My mom has cancer.
No matter how many times I’ve said this over the past couple of weeks it doesn’t feel real. My mother, the last living member of my immediate family, has cancer.
While cancer has affected and, in some cases, taken the lives of those close to my family, it has avoided us. I always figured that with everything that we have been through, we might be spared. But that didn’t stop the call on November 1st from my mom letting me know she had been diagnosed with invasive ductal carcinoma.
Right after letting me know she had cancer, my mother promptly told me she didn’t want a pink quilt. I told her since she had commandeered Bat’s quilt, she already had a pink quilt.
Of course I was going to make my mom a treatment quilt, just not a pink one. My mother keeps me in fabric. She constantly picks up fabric she thinks will look good in a quilt and ships it down to me. Most of the time I have no clue what to do with it and it sits in my stash until I figure out something. Such was the case with the Ella layer cake by Windham Fabrics that she found.
My mother absolutely fell in love with this line of fabric. I was at a loss on how to use it and still highlight the fabric. After getting the call, I knew this would be the fabric I used for her quilt. Racking my brain for a pattern, I realized I had never made a disappearing nine patch quilt. This turned out to be the perfect opportunity.
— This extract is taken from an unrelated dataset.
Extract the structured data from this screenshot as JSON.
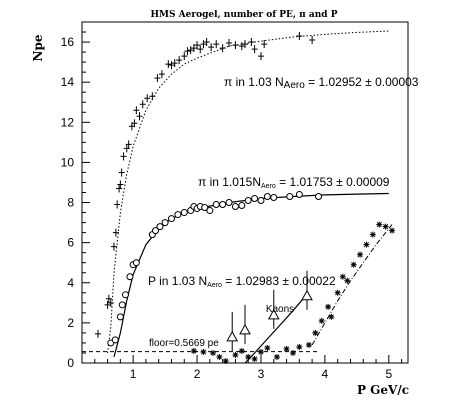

Sewing the 10 inch squares together I understood why most patterns have the squares smaller. Disappearing nine patch is a wonderful beginner quilt pattern, but if you are starting out, definitely go with smaller squares.
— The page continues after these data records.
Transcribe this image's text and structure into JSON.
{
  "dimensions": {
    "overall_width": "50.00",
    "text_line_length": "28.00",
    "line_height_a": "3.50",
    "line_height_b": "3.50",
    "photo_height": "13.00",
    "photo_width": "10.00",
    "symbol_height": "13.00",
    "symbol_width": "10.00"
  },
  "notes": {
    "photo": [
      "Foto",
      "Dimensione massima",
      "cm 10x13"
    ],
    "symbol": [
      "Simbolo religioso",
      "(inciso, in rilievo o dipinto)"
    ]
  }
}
Since I sat on this fabric for so long, I could not find any yardage in the line for backing. When I do quilts like this, I try really hard to use the same line for borders and backing. On Black Friday, I scoured the internet looking something that potentially matched. Thankfully I found Blue Leaves from the Chicken Scratch collection by Kaye England for Wilmington Prints. Not only did it come close, but looks wonderful with the rest of the quilt.
I didn’t finish the quilt in time for her surgery, but I did manage to finish it just in time for her treatment to start. Like everything else we have gone through, we will make it through this.
I have faith that my mom will be picking out fabric for quilts for a long time.